Da mesma forma, há incontáveis assuntos a se debater quando a intenção é discutir uma determinada cena – afinal, cada local e cada região têm suas particularidades. Porém, praticamente metade do documentário foca no processo de composição de cada uma das bandas, assunto de menor importância dado o contexto de “Inside Note (Nota Interior)” e que gerou respostas quase sempre iguais – lembre que eram treze bandas respondendo a essa questão.
A propósito, também é bastante questionável esse cast. A ideia de buscar representantes de vários gêneros do rock e de mesclar grupos veteranos com outros menos conhecidos é digna de aplausos, mas alguns nomes relevantes definitivamente não podiam ficar de fora – Kamala e Fabiano Negri são os exemplos mais gritantes –, assim como algumas das bandas novas poderiam ser substituídas por outras menos irrelevantes.
Também faltou entrevistar produtores de shows de bandas “das antigas” (década de 90, início dos anos 2000), época em que o rock autoral de Campinas fazia a cidade literalmente ferver, ao contrário do que ocorre hoje, e era um tema digno de ser discutido. Aliás, passa-se de forma bem superficial (ainda bem!) na batida e desnecessária questão que contrapõe bandas autorais e bandas cover – gerando urros corporativistas da plateia.
A coisa melhora quando se discute a forma de divulgação da música. Dá pra perceber que pouca gente tem segurança de pra onde e como correr nos tempos em que a internet mudou completamente a forma de se distribuir música. Aí se destaca a resposta de Daniel ETE, baixista do veteraníssimo Muzzarelas (26 anos de atividades), dizendo que sua banda lança disco em vinil, em CD, nas plataformas de streaming e libera pra quem quiser ouvir de graça na internet: “A gente tem que ser astronauta e homem das cavernas ao mesmo tempo.”
As intervenções mais relevantes, a propósito, vêm dele e do também experiente produtor Mauricio Cajueiro, que consegue vislumbrar a música como um produto e, assim, ter uma noção bem clara daquilo que uma banda nova pode (deve?) fazer para se dar bem nesse mercado tão emaranhado.
O documentário também foca fortemente no fato de praticamente todos os músicos manterem atividades profissionais ditas “normais” em paralelo a suas bandas.
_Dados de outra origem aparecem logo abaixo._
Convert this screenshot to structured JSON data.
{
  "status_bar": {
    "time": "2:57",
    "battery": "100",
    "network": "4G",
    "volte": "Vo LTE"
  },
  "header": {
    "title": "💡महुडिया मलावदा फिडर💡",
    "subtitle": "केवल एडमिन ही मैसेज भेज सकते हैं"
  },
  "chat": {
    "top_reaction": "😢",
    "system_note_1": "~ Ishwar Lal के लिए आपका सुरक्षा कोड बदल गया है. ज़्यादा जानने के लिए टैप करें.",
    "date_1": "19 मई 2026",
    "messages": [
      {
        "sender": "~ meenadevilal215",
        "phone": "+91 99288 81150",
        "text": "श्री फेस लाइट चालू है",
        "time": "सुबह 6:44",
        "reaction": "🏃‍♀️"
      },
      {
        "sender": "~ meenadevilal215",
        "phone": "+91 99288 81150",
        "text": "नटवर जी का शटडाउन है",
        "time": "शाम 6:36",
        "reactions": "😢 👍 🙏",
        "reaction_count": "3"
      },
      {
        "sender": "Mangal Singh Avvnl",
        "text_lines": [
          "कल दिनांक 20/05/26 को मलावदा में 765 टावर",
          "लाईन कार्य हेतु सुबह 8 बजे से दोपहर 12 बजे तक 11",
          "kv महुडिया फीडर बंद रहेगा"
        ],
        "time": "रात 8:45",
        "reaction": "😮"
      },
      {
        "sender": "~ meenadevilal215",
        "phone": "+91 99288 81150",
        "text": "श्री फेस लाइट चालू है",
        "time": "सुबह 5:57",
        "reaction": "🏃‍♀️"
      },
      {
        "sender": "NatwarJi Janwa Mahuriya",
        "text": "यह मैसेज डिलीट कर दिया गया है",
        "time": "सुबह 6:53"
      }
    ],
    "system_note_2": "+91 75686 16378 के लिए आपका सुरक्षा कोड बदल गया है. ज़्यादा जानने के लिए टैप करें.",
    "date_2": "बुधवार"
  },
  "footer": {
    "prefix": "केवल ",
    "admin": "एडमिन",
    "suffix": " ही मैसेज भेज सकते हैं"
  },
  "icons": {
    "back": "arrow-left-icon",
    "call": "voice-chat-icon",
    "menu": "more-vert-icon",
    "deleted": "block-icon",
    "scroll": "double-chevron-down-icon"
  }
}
Apesar de tratados como deferência pela dupla jornada, o que vem de imediato à mente é o ensinamento de Kiko Loureiro em um dos recentes vídeos que divulgou no Facebook: “Você não vai ter uma carreira musical se só ensaiar com sua banda nos sábados à tarde.” Pode parecer cruel, mas é tremendamente verdadeiro.
Uma ótima sacada foi colocar as bandas para se apresentarem ao vivo e registra as performances. Pelo menos uma música completa (ou quase completa) de cada banda aparece no vídeo e aí dá pra distinguir bem os homens dos meninos – os destaques acabaram sendo Freak Company e o espetacular guitarrista Kiko Shred, que é integrante do Slippery e também mantém uma profícua carreira solo.
Enfim, para quem conhece as bandas participantes, boa parte dos aspectos levantados aqui podem até se tornar irrelevantes, já que o vídeo acaba se tornando quase que uma “ação entre amigos”. Porém, como será quando for exibido em festivais e em cinemas de outras regiões, para as quais boa parte dos integrantes do documentário são ilustres desconhecidos? Para esses, vai faltar algum atrativo extra. Se o filme tivesse metade de sua duração (uma hora em vez de quase duas), daria o recado do mesmo modo e de uma forma bem mais dinâmica.
A iniciativa de Robson Clério é brilhante e digna de elogios. Mas ainda está faltando um documentário que registre de fato o rock de Campinas.